Fu uno scoop che fece epoca, firmato da Goffredo Buccini e Gianluca Di Feo. Su quell’avviso si è scritto moltissimo e moltissime sono state le critiche sulla decisione dei magistrati di inviare proprio in quel momento quella comunicazione. Comunque sia, da allora l’avviso di garanzia - che tecnicamente si definisce ”informazione di garanzia” - è stato un protagonista indiscusso delle cronache, capace col solo essere evocato di cambiare in un istante la vita di manager e politici più di quanto potesse fare una condanna definitiva. Questo, almeno, sino ad ora. Ma qualcosa sembra essere cambiato: l’appartamento vista Colosseo acquistato da Scajola irrompe nelle cronache e terremota il governo. Di avvisi di garanzia, questa volta, neppure l’ombra. E, però, non può stupire.

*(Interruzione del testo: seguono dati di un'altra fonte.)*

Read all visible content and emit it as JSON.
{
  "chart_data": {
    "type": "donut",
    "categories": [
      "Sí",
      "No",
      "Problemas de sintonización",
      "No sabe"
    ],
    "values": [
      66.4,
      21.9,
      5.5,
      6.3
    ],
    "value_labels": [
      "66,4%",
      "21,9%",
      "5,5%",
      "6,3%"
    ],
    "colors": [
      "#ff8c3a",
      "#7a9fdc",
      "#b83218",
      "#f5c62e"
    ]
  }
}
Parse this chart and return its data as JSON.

Spiega infatti il codice che «solo quando deve compiere un atto al quale il difensore ha diritto di assistere, il pubblico ministero invia per posta, in piego chiuso raccomandato con ricevuta di ritorno, alla persona sottoposta alle indagini e alla persona offesa una informazione di garanzia con indicazione delle norme di legge che si assumono violate della data e del luogo del fatto e con invito a esercitare la facoltà di nominare un difensore di fiducia». Ciò significa che, di regola, l’indagato viene a conoscenza della indagine soltanto alla richiesta di rinvio a giudizio avanzata dal pm o quando lo stesso pm chieda e ottenga la proroga delle indagini dopo i primi 6 mesi. Inoltre, come ha confermato ieri il procuratore della Repubblica di Perugia Federico Centrone, Scajola non figura tra le persone iscritte nel registro degli indagati. Sarà ascoltato il 14 maggio soltanto come persona informata sui fatti.

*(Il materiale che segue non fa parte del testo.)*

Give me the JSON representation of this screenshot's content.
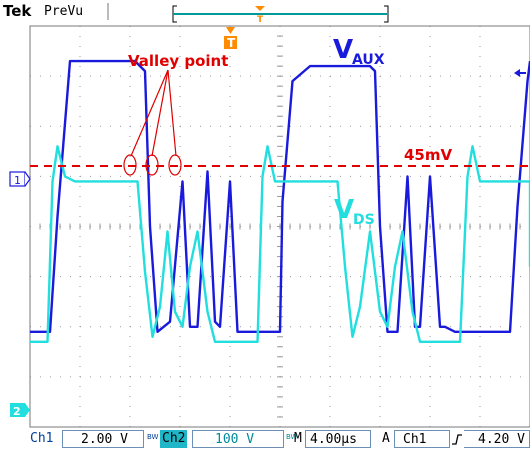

Ebbene, se tutto questo è vero, è evidente che la linea seguita dai magistrati perugini può apparire anomala. Ma soltanto se il termine di confronto è quello dei rapporti, spesso turbolenti, tra politica e magistratura degli ultimi 15 anni, perché altrimenti si deve concludere che la condotta della procura di Perugia è a regola di codice. Eppure, è proprio questo che ha segnato la fine della permanenza di Scajola al ministero delle attività produttive.

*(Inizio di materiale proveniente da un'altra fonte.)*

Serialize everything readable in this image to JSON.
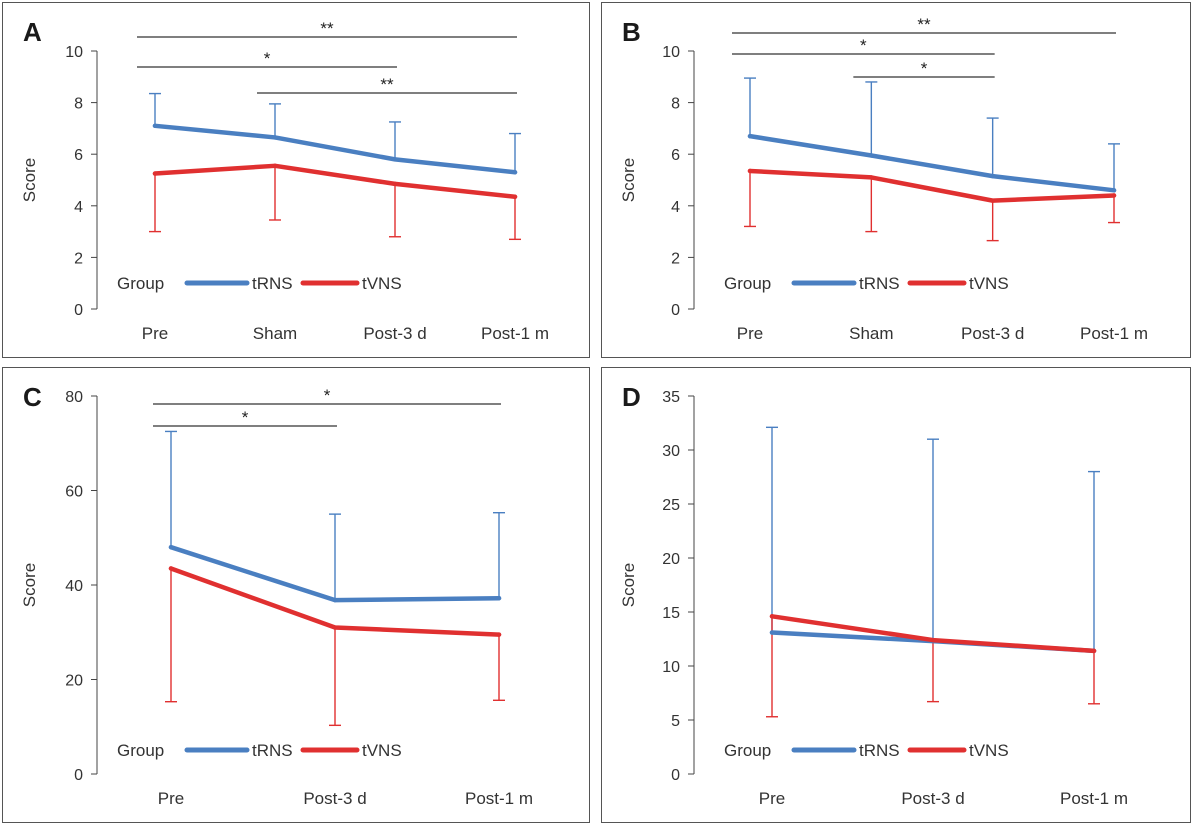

Difficile dire se si tratti di una strategia della magistratura. Piuttosto, potrebbe essere l’annuncio di un embrione di Terza Repubblica, almeno nei rapporti tra politica e magistrati. Comunque sia, l’assenza di avvisi di garanzia e l’essere trattato non come indagato ma come persona informata sui fatti, ha indebolito la difesa di Scajola, almeno dal punto di vista politico.
Senza un avviso di garanzia in tasca, infatti, per Scajola è stato davvero difficile trincerarsi dietro il più classico scudo usato dal Cavaliere, che non è il lodo Alfano ma il contrattacco sui magistrati. Mediaticamente, infatti, l’attacco alle toghe rose e alla magistratura politicizzata ha sempre pagato. A Scajola, invece, mancato l’avviso di garanzia è mancato il gancio al quale aggrapparsi per reagire. E, mancando anche l’effetto mediatico del contrattacco, inevitabili, sono arrivate le dimissioni, accompagnate dal suo ripetere come un mantra quel «non sono indagato» che, evidentemente, non è bastato ma, anzi, ha pesato quasi come condanna.